16 października 2012, 11:43
Gdyby matka mnie uderzyła w twarz oddałbym jej i zapytała czy było miło
- Dołączył: 2008-11-05
- Miasto: Naas
- Liczba postów: 194
16 października 2012, 11:45
Idź do psychologa szkolnego i popros o pomoc.

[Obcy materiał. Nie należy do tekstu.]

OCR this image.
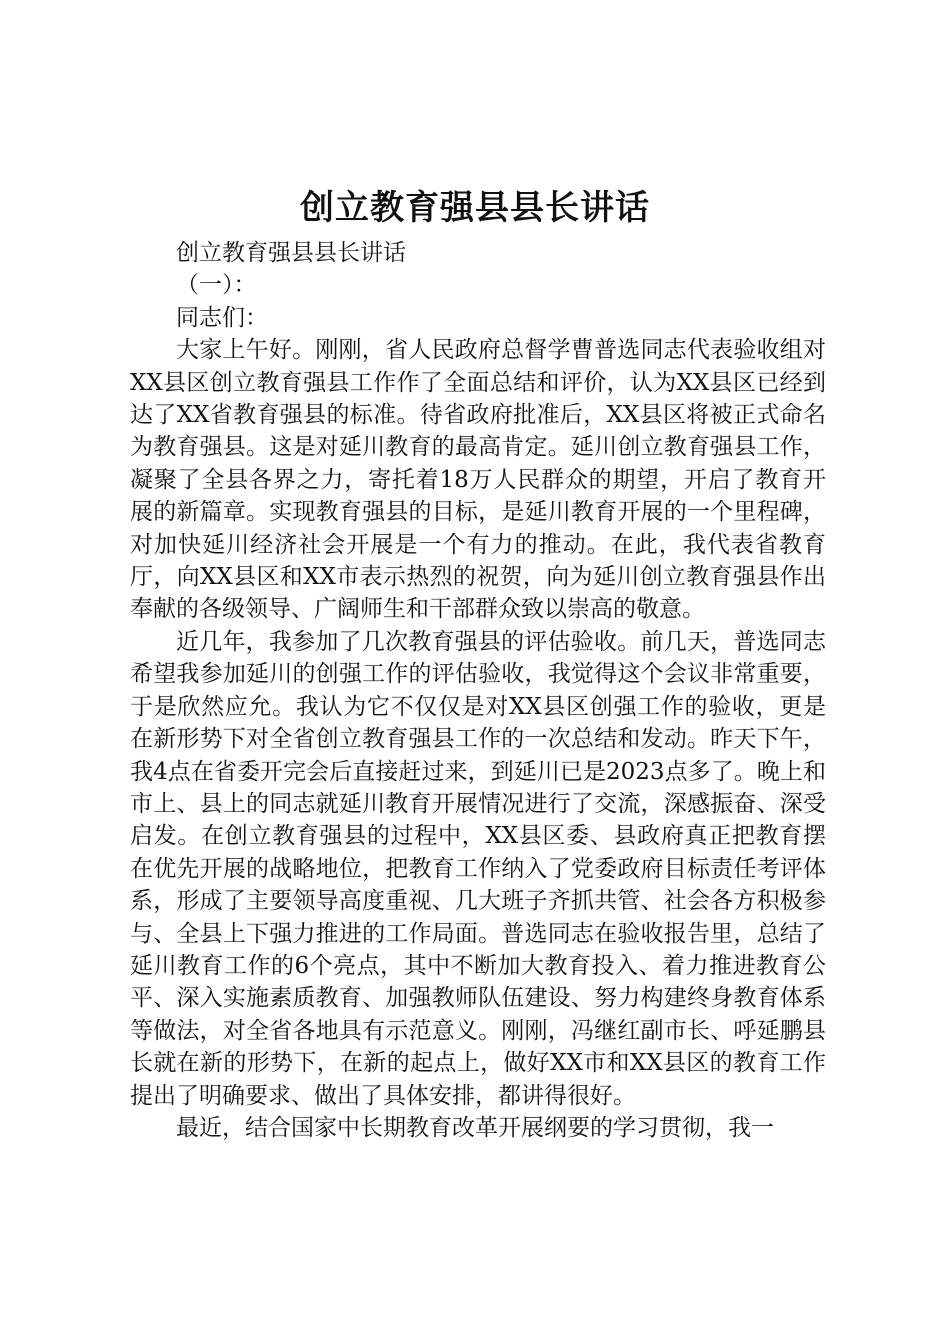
创立教育强县县长讲话

创立教育强县县长讲话

（一）：

同志们：

大家上午好。刚刚，省人民政府总督学曹普选同志代表验收组对XX县区创立教育强县工作作了全面总结和评价，认为XX县区已经到达了XX省教育强县的标准。待省政府批准后，XX县区将被正式命名为教育强县。这是对延川教育的最高肯定。延川创立教育强县工作，凝聚了全县各界之力，寄托着18万人民群众的期望，开启了教育开展的新篇章。实现教育强县的目标，是延川教育开展的一个里程碑，对加快延川经济社会开展是一个有力的推动。在此，我代表省教育厅，向XX县区和XX市表示热烈的祝贺，向为延川创立教育强县作出奉献的各级领导、广阔师生和干部群众致以崇高的敬意。

近几年，我参加了几次教育强县的评估验收。前几天，普选同志希望我参加延川的创强工作的评估验收，我觉得这个会议非常重要，于是欣然应允。我认为它不仅仅是对XX县区创强工作的验收，更是在新形势下对全省创立教育强县工作的一次总结和发动。昨天下午，我4点在省委开完会后直接赶过来，到延川已是2023点多了。晚上和市上、县上的同志就延川教育开展情况进行了交流，深感振奋、深受启发。在创立教育强县的过程中，XX县区委、县政府真正把教育摆在优先开展的战略地位，把教育工作纳入了党委政府目标责任考评体系，形成了主要领导高度重视、几大班子齐抓共管、社会各方积极参与、全县上下强力推进的工作局面。普选同志在验收报告里，总结了延川教育工作的6个亮点，其中不断加大教育投入、着力推进教育公平、深入实施素质教育、加强教师队伍建设、努力构建终身教育体系等做法，对全省各地具有示范意义。刚刚，冯继红副市长、呼延鹏县长就在新的形势下，在新的起点上，做好XX市和XX县区的教育工作提出了明确要求、做出了具体安排，都讲得很好。

最近，结合国家中长期教育改革开展纲要的学习贯彻，我一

Nie będzie łatwo ale wasza mama tez potrzebuje tej pomocy i najwyraźniej ma problemy ze sobą skoro na was sie tak wyzywa i do tego używa gróźb i przemocy. Normalni, zdrowi ludzie tak nie robią. Opisz te ataki z jej strony komuś w szkole, może byc nawet wychowawca..ktokolwiek wg ciebie będzie odpowiedni. Powiedz ze nie wiesz juz co robić i ze nie chcesz wracać do domu po szkole. Powinni zareagować i wziąć rodziców pod lupę. Nie bój sie ze to sie odbije na tobie, jesli masz gdzie pójść np do babci, cioci to dzwon i pros o pomoc dla siebie i rodzeństwa. Jesli mama ma rodzeństwo porozmawiać z nimi, powiedz dziadkom i powiedz tez tacie jesli słucha ze tak byc nie może i trzeba to zmienić. Im 'głośniej' bedziesz o tym mówić tym wiecej pomocy otrzymasz.
- Dołączył: 2012-03-26
- Miasto: Kielce
- Liczba postów: 91
16 października 2012, 11:46
nie zazdroszcze ci... trzymaj sie...
16 października 2012, 11:50
zgłoś się do MOPR i MOPS tak Ci pomogą.
odwagi.
- Dołączył: 2012-09-16
- Miasto: Radom
- Liczba postów: 106
16 października 2012, 11:53
zastanawiam sie czy tacie powiedziec o prawdziwej przyczynie ręki w gipsie? czy iść do szkoły siostry i poprosic zeby ktos z nia porozmawiał (sama sie tam uczyłam)? dziękuje Wam.
- Dołączył: 2011-08-07
- Miasto: Skalista Kraina Katalonii
- Liczba postów: 3485
16 października 2012, 12:03
Powiedz. Koniecznie. Tata musi sie "obudzic". A czekac, wydaje mi sie, nie ma na co...
- Dołączył: 2011-05-02
- Miasto: Miasteczko
- Liczba postów: 1171
16 października 2012, 12:07
To jest przemoc w rodzinie. Przy awanturach dzwoń na policję.
Masz 19 lat, nie daj się!
Czy matka też pije? Jeśli też, to jesteście DDA. Terapia w ośrodku interwencji kryzysowej w Waszym mieście.